Isabelle que observava tudo atentamente, esticou a mão e pôs sobre a minha, alisando-as e pressionando o dorso delas, aos poucos fui me acalmando, mas ainda impactado pelas imagens que vi. Enquanto olhava para todos, tudo o que eu enxergava eram cadáveres, todos estavam ensanguentados sentados à mesa. As mãos de Isabelle me tiraram daquele tormento e pude enfim me levantar da mesa ir ao jardim. As mulheres foram para a cozinha organizar alguma coisa e os homens foram jogar truco. O restante da noite passou tranquilo. Depois de um tempo, notei que Isabella estava parada diante da estátua, observando-a atentamente. Fui até ela.
— Oi. Obrigado por me ajudar. Desculpe-me pela minha família, meus pais exageram e... Bem, os natais aqui em casa são sempre meio tensos, mas no fim tudo acaba bem, eu acho.
— Não se desculpe – ela falou gentilmente — Não foi nada demais. Foi estranho, mas nada demais. As famílias são mesmo assim, quanto mais pessoas, mais tensão. Ouço muitas coisas nos meus atendimentos.
— Aqui temos muitos problemas, fico envergonhado que tenha presenciado isso.

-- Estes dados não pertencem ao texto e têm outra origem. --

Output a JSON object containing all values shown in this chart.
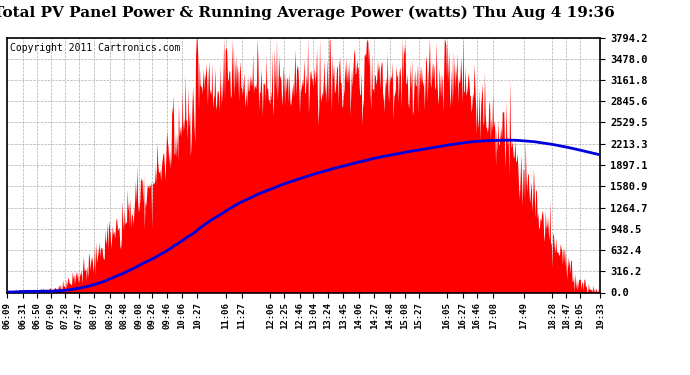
{
  "title": "Total PV Panel Power & Running Average Power (watts) Thu Aug 4 19:36",
  "copyright": "Copyright 2011 Cartronics.com",
  "background_color": "#ffffff",
  "plot_bg_color": "#ffffff",
  "grid_color": "#999999",
  "ytick_labels": [
    "0.0",
    "316.2",
    "632.4",
    "948.5",
    "1264.7",
    "1580.9",
    "1897.1",
    "2213.3",
    "2529.5",
    "2845.6",
    "3161.8",
    "3478.0",
    "3794.2"
  ],
  "ytick_values": [
    0.0,
    316.2,
    632.4,
    948.5,
    1264.7,
    1580.9,
    1897.1,
    2213.3,
    2529.5,
    2845.6,
    3161.8,
    3478.0,
    3794.2
  ],
  "ymax": 3794.2,
  "xtick_labels": [
    "06:09",
    "06:31",
    "06:50",
    "07:09",
    "07:28",
    "07:47",
    "08:07",
    "08:29",
    "08:48",
    "09:08",
    "09:26",
    "09:46",
    "10:06",
    "10:27",
    "11:06",
    "11:27",
    "12:06",
    "12:25",
    "12:46",
    "13:04",
    "13:24",
    "13:45",
    "14:06",
    "14:27",
    "14:48",
    "15:08",
    "15:27",
    "16:05",
    "16:27",
    "16:46",
    "17:08",
    "17:49",
    "18:28",
    "18:47",
    "19:05",
    "19:33"
  ],
  "fill_color": "#ff0000",
  "line_color": "#0000dd",
  "line_width": 2.0,
  "title_fontsize": 11,
  "copyright_fontsize": 7
}
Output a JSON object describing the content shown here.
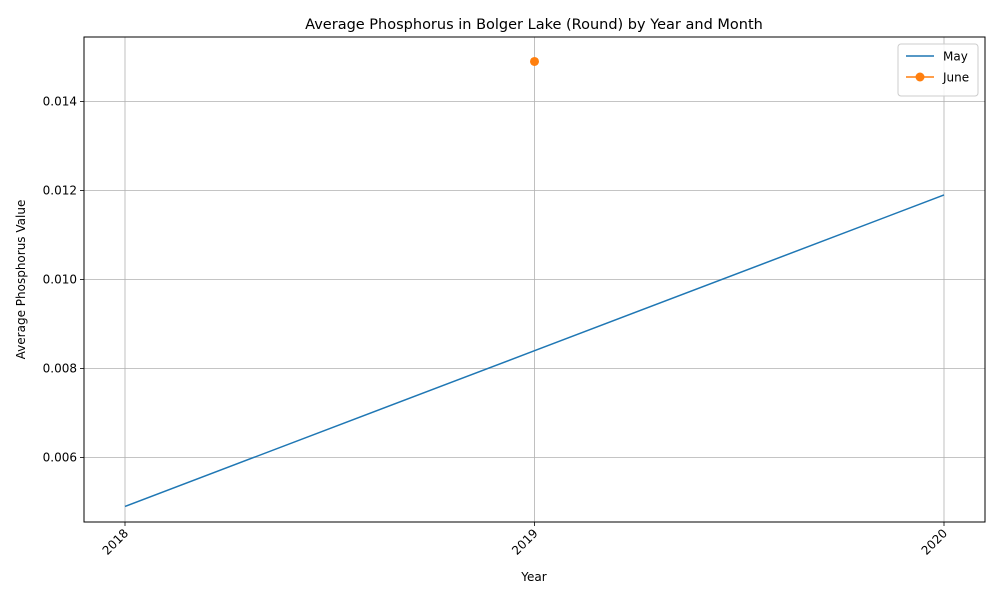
{
  "chart_data": {
    "type": "line",
    "title": "Average Phosphorus in Bolger Lake (Round) by Year and Month",
    "xlabel": "Year",
    "ylabel": "Average Phosphorus Value",
    "categories": [
      "2018",
      "2019",
      "2020"
    ],
    "x_ticks": [
      "2018",
      "2019",
      "2020"
    ],
    "y_ticks": [
      "0.006",
      "0.008",
      "0.010",
      "0.012",
      "0.014"
    ],
    "ylim": [
      0.00455,
      0.01545
    ],
    "grid": true,
    "legend_position": "top-right",
    "series": [
      {
        "name": "May",
        "color": "#1f77b4",
        "marker": "none",
        "values": [
          0.0049,
          0.0084,
          0.0119
        ]
      },
      {
        "name": "June",
        "color": "#ff7f0e",
        "marker": "circle",
        "values": [
          null,
          0.0149,
          null
        ]
      }
    ]
  }
}
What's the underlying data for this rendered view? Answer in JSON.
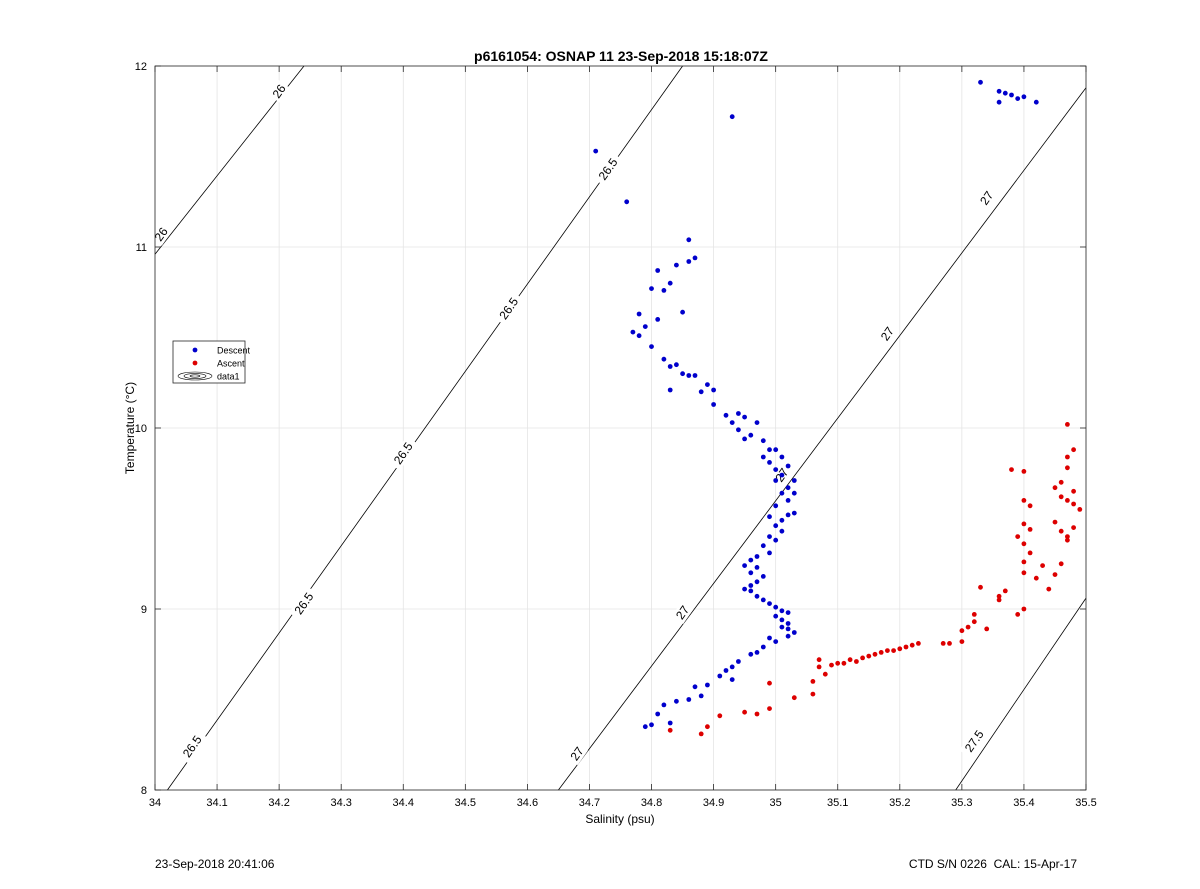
{
  "footer": {
    "left": "23-Sep-2018 20:41:06",
    "right": "CTD S/N 0226  CAL: 15-Apr-17"
  },
  "chart_data": {
    "type": "scatter",
    "title": "p6161054: OSNAP 11 23-Sep-2018 15:18:07Z",
    "xlabel": "Salinity (psu)",
    "ylabel": "Temperature (°C)",
    "xlim": [
      34,
      35.5
    ],
    "ylim": [
      8,
      12
    ],
    "xticks": [
      "34",
      "34.1",
      "34.2",
      "34.3",
      "34.4",
      "34.5",
      "34.6",
      "34.7",
      "34.8",
      "34.9",
      "35",
      "35.1",
      "35.2",
      "35.3",
      "35.4",
      "35.5"
    ],
    "yticks": [
      "8",
      "9",
      "10",
      "11",
      "12"
    ],
    "grid": true,
    "legend_position": "left",
    "legend": [
      "Descent",
      "Ascent",
      "data1"
    ],
    "colors": {
      "descent": "#0000cc",
      "ascent": "#dd0000",
      "contour": "#000000",
      "grid": "#e4e4e4"
    },
    "series": [
      {
        "name": "Descent",
        "points": [
          [
            34.71,
            11.53
          ],
          [
            34.76,
            11.25
          ],
          [
            34.93,
            11.72
          ],
          [
            34.86,
            11.04
          ],
          [
            34.87,
            10.94
          ],
          [
            34.86,
            10.92
          ],
          [
            34.84,
            10.9
          ],
          [
            34.81,
            10.87
          ],
          [
            34.83,
            10.8
          ],
          [
            34.8,
            10.77
          ],
          [
            34.82,
            10.76
          ],
          [
            34.85,
            10.64
          ],
          [
            34.78,
            10.63
          ],
          [
            34.81,
            10.6
          ],
          [
            34.79,
            10.56
          ],
          [
            34.77,
            10.53
          ],
          [
            34.78,
            10.51
          ],
          [
            34.8,
            10.45
          ],
          [
            34.82,
            10.38
          ],
          [
            34.83,
            10.34
          ],
          [
            34.84,
            10.35
          ],
          [
            34.85,
            10.3
          ],
          [
            34.86,
            10.29
          ],
          [
            34.87,
            10.29
          ],
          [
            34.89,
            10.24
          ],
          [
            34.88,
            10.2
          ],
          [
            34.9,
            10.21
          ],
          [
            34.83,
            10.21
          ],
          [
            34.9,
            10.13
          ],
          [
            34.92,
            10.07
          ],
          [
            34.94,
            10.08
          ],
          [
            34.95,
            10.06
          ],
          [
            34.93,
            10.03
          ],
          [
            34.97,
            10.03
          ],
          [
            34.94,
            9.99
          ],
          [
            34.96,
            9.96
          ],
          [
            34.95,
            9.94
          ],
          [
            34.98,
            9.93
          ],
          [
            34.99,
            9.88
          ],
          [
            35.0,
            9.88
          ],
          [
            34.98,
            9.84
          ],
          [
            35.01,
            9.84
          ],
          [
            34.99,
            9.81
          ],
          [
            35.0,
            9.77
          ],
          [
            35.02,
            9.79
          ],
          [
            35.01,
            9.74
          ],
          [
            35.0,
            9.71
          ],
          [
            35.03,
            9.71
          ],
          [
            35.02,
            9.67
          ],
          [
            35.01,
            9.64
          ],
          [
            35.03,
            9.64
          ],
          [
            35.02,
            9.6
          ],
          [
            35.0,
            9.57
          ],
          [
            35.03,
            9.53
          ],
          [
            35.02,
            9.52
          ],
          [
            35.01,
            9.49
          ],
          [
            34.99,
            9.51
          ],
          [
            35.0,
            9.46
          ],
          [
            35.01,
            9.43
          ],
          [
            34.99,
            9.4
          ],
          [
            35.0,
            9.38
          ],
          [
            34.98,
            9.35
          ],
          [
            34.99,
            9.31
          ],
          [
            34.97,
            9.29
          ],
          [
            34.96,
            9.27
          ],
          [
            34.95,
            9.24
          ],
          [
            34.97,
            9.23
          ],
          [
            34.96,
            9.2
          ],
          [
            34.98,
            9.18
          ],
          [
            34.97,
            9.15
          ],
          [
            34.96,
            9.13
          ],
          [
            34.95,
            9.11
          ],
          [
            34.96,
            9.1
          ],
          [
            34.97,
            9.07
          ],
          [
            34.98,
            9.05
          ],
          [
            34.99,
            9.03
          ],
          [
            35.0,
            9.01
          ],
          [
            35.01,
            8.99
          ],
          [
            35.02,
            8.98
          ],
          [
            35.0,
            8.96
          ],
          [
            35.01,
            8.94
          ],
          [
            35.02,
            8.92
          ],
          [
            35.01,
            8.9
          ],
          [
            35.02,
            8.89
          ],
          [
            35.03,
            8.87
          ],
          [
            35.02,
            8.85
          ],
          [
            34.99,
            8.84
          ],
          [
            35.0,
            8.82
          ],
          [
            34.98,
            8.79
          ],
          [
            34.97,
            8.76
          ],
          [
            34.96,
            8.75
          ],
          [
            34.94,
            8.71
          ],
          [
            34.93,
            8.68
          ],
          [
            34.92,
            8.66
          ],
          [
            34.91,
            8.63
          ],
          [
            34.93,
            8.61
          ],
          [
            34.89,
            8.58
          ],
          [
            34.87,
            8.57
          ],
          [
            34.88,
            8.52
          ],
          [
            34.86,
            8.5
          ],
          [
            34.84,
            8.49
          ],
          [
            34.82,
            8.47
          ],
          [
            34.81,
            8.42
          ],
          [
            34.8,
            8.36
          ],
          [
            34.83,
            8.37
          ],
          [
            34.79,
            8.35
          ],
          [
            35.33,
            11.91
          ],
          [
            35.36,
            11.86
          ],
          [
            35.37,
            11.85
          ],
          [
            35.38,
            11.84
          ],
          [
            35.39,
            11.82
          ],
          [
            35.4,
            11.83
          ],
          [
            35.42,
            11.8
          ],
          [
            35.36,
            11.8
          ]
        ]
      },
      {
        "name": "Ascent",
        "points": [
          [
            34.83,
            8.33
          ],
          [
            34.88,
            8.31
          ],
          [
            34.89,
            8.35
          ],
          [
            34.91,
            8.41
          ],
          [
            34.95,
            8.43
          ],
          [
            34.97,
            8.42
          ],
          [
            34.99,
            8.45
          ],
          [
            35.03,
            8.51
          ],
          [
            34.99,
            8.59
          ],
          [
            35.06,
            8.53
          ],
          [
            35.06,
            8.6
          ],
          [
            35.08,
            8.64
          ],
          [
            35.07,
            8.68
          ],
          [
            35.09,
            8.69
          ],
          [
            35.1,
            8.7
          ],
          [
            35.11,
            8.7
          ],
          [
            35.12,
            8.72
          ],
          [
            35.13,
            8.71
          ],
          [
            35.14,
            8.73
          ],
          [
            35.15,
            8.74
          ],
          [
            35.16,
            8.75
          ],
          [
            35.17,
            8.76
          ],
          [
            35.18,
            8.77
          ],
          [
            35.19,
            8.77
          ],
          [
            35.2,
            8.78
          ],
          [
            35.21,
            8.79
          ],
          [
            35.22,
            8.8
          ],
          [
            35.23,
            8.81
          ],
          [
            35.07,
            8.72
          ],
          [
            35.27,
            8.81
          ],
          [
            35.28,
            8.81
          ],
          [
            35.3,
            8.82
          ],
          [
            35.3,
            8.88
          ],
          [
            35.31,
            8.9
          ],
          [
            35.32,
            8.93
          ],
          [
            35.34,
            8.89
          ],
          [
            35.32,
            8.97
          ],
          [
            35.33,
            9.12
          ],
          [
            35.36,
            9.07
          ],
          [
            35.37,
            9.1
          ],
          [
            35.36,
            9.05
          ],
          [
            35.39,
            8.97
          ],
          [
            35.4,
            9.0
          ],
          [
            35.4,
            9.2
          ],
          [
            35.4,
            9.26
          ],
          [
            35.41,
            9.31
          ],
          [
            35.42,
            9.17
          ],
          [
            35.43,
            9.24
          ],
          [
            35.44,
            9.11
          ],
          [
            35.45,
            9.19
          ],
          [
            35.46,
            9.25
          ],
          [
            35.4,
            9.36
          ],
          [
            35.39,
            9.4
          ],
          [
            35.41,
            9.44
          ],
          [
            35.4,
            9.47
          ],
          [
            35.41,
            9.57
          ],
          [
            35.4,
            9.6
          ],
          [
            35.45,
            9.48
          ],
          [
            35.47,
            9.38
          ],
          [
            35.47,
            9.4
          ],
          [
            35.46,
            9.43
          ],
          [
            35.48,
            9.45
          ],
          [
            35.48,
            9.58
          ],
          [
            35.49,
            9.55
          ],
          [
            35.47,
            9.6
          ],
          [
            35.46,
            9.62
          ],
          [
            35.45,
            9.67
          ],
          [
            35.46,
            9.7
          ],
          [
            35.48,
            9.65
          ],
          [
            35.38,
            9.77
          ],
          [
            35.4,
            9.76
          ],
          [
            35.47,
            9.78
          ],
          [
            35.47,
            9.84
          ],
          [
            35.48,
            9.88
          ],
          [
            35.47,
            10.02
          ]
        ]
      }
    ],
    "isopycnals": [
      {
        "sigma": 26,
        "label": "26",
        "points": [
          [
            34.0,
            10.96
          ],
          [
            34.24,
            12.0
          ]
        ]
      },
      {
        "sigma": 26.5,
        "label": "26.5",
        "points": [
          [
            34.02,
            8.0
          ],
          [
            34.85,
            12.0
          ]
        ]
      },
      {
        "sigma": 27,
        "label": "27",
        "points": [
          [
            34.65,
            8.0
          ],
          [
            35.5,
            11.88
          ]
        ]
      },
      {
        "sigma": 27.5,
        "label": "27.5",
        "points": [
          [
            35.29,
            8.0
          ],
          [
            35.5,
            9.06
          ]
        ]
      }
    ],
    "contour_labels": [
      {
        "text": "26",
        "x": 34.01,
        "y": 11.07,
        "angle": -55
      },
      {
        "text": "26",
        "x": 34.2,
        "y": 11.86,
        "angle": -55
      },
      {
        "text": "26.5",
        "x": 34.06,
        "y": 8.24,
        "angle": -55
      },
      {
        "text": "26.5",
        "x": 34.24,
        "y": 9.03,
        "angle": -55
      },
      {
        "text": "26.5",
        "x": 34.4,
        "y": 9.86,
        "angle": -55
      },
      {
        "text": "26.5",
        "x": 34.57,
        "y": 10.66,
        "angle": -55
      },
      {
        "text": "26.5",
        "x": 34.73,
        "y": 11.43,
        "angle": -55
      },
      {
        "text": "27",
        "x": 34.68,
        "y": 8.2,
        "angle": -55
      },
      {
        "text": "27",
        "x": 34.85,
        "y": 8.98,
        "angle": -55
      },
      {
        "text": "27",
        "x": 35.01,
        "y": 9.74,
        "angle": -55
      },
      {
        "text": "27",
        "x": 35.18,
        "y": 10.52,
        "angle": -55
      },
      {
        "text": "27",
        "x": 35.34,
        "y": 11.27,
        "angle": -55
      },
      {
        "text": "27.5",
        "x": 35.32,
        "y": 8.27,
        "angle": -55
      }
    ]
  }
}
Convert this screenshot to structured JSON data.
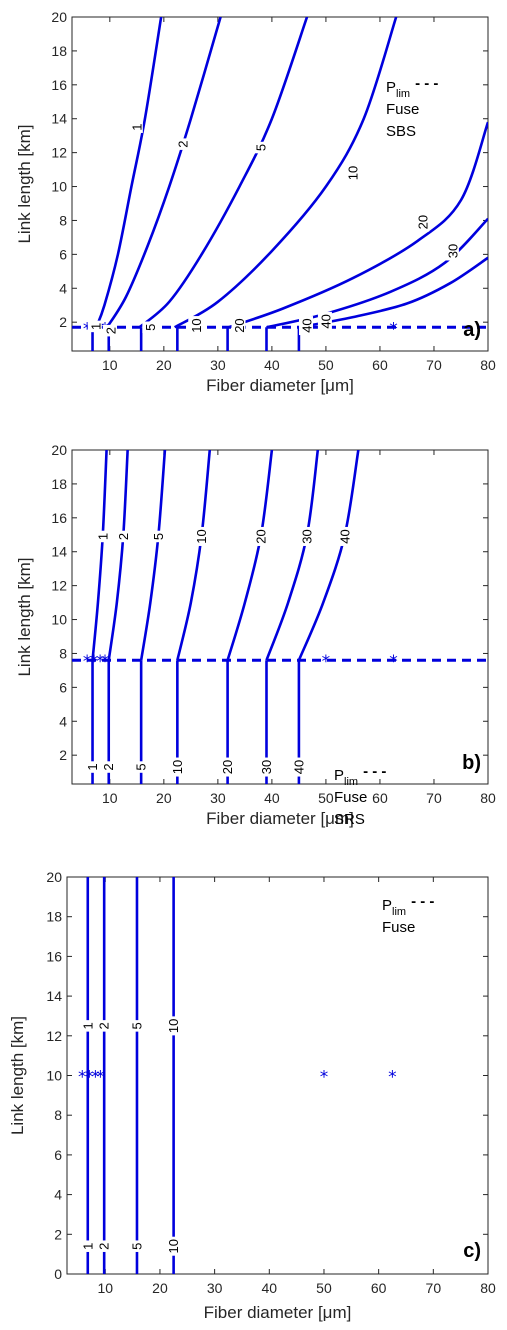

— Não fique, não é culpa sua.
— Minha mãe pediu para fazer essa imagem – falei ao perceber que ela olhava cada detalhe.
— Muito bonita. É similar a uma que fica perto da igreja em Fátima.
— Você já esteve lá? – perguntei surpreso.
— Já, sim. Já estive em alguns lugares. Mas isso é assunto para outro dia. Preciso ir agora.
— Bem, então se despeça da minha mãe, ou ela ficará furiosa e falando mal de você por meses – falei dando um sorriso bobo.
— Já fiz isso. Já estava de saída.
— Ah, nem ia se despedir de mim...
— Por que acha que parei aqui – ela disse chegando mais perto. Passou a mão em meu rosto, pousou o polegar em meus lábios, chegou ainda mais perto, beijou meu rosto e saiu pelo portão que estava aberto. Não consegui falar nada, não consegui ir atrás dela, estava confuso e feliz ao mesmo tempo.
Os fogos de artíficio começaram a explodir e eu percebi que então, era 00:00 horas. Então, era Natal.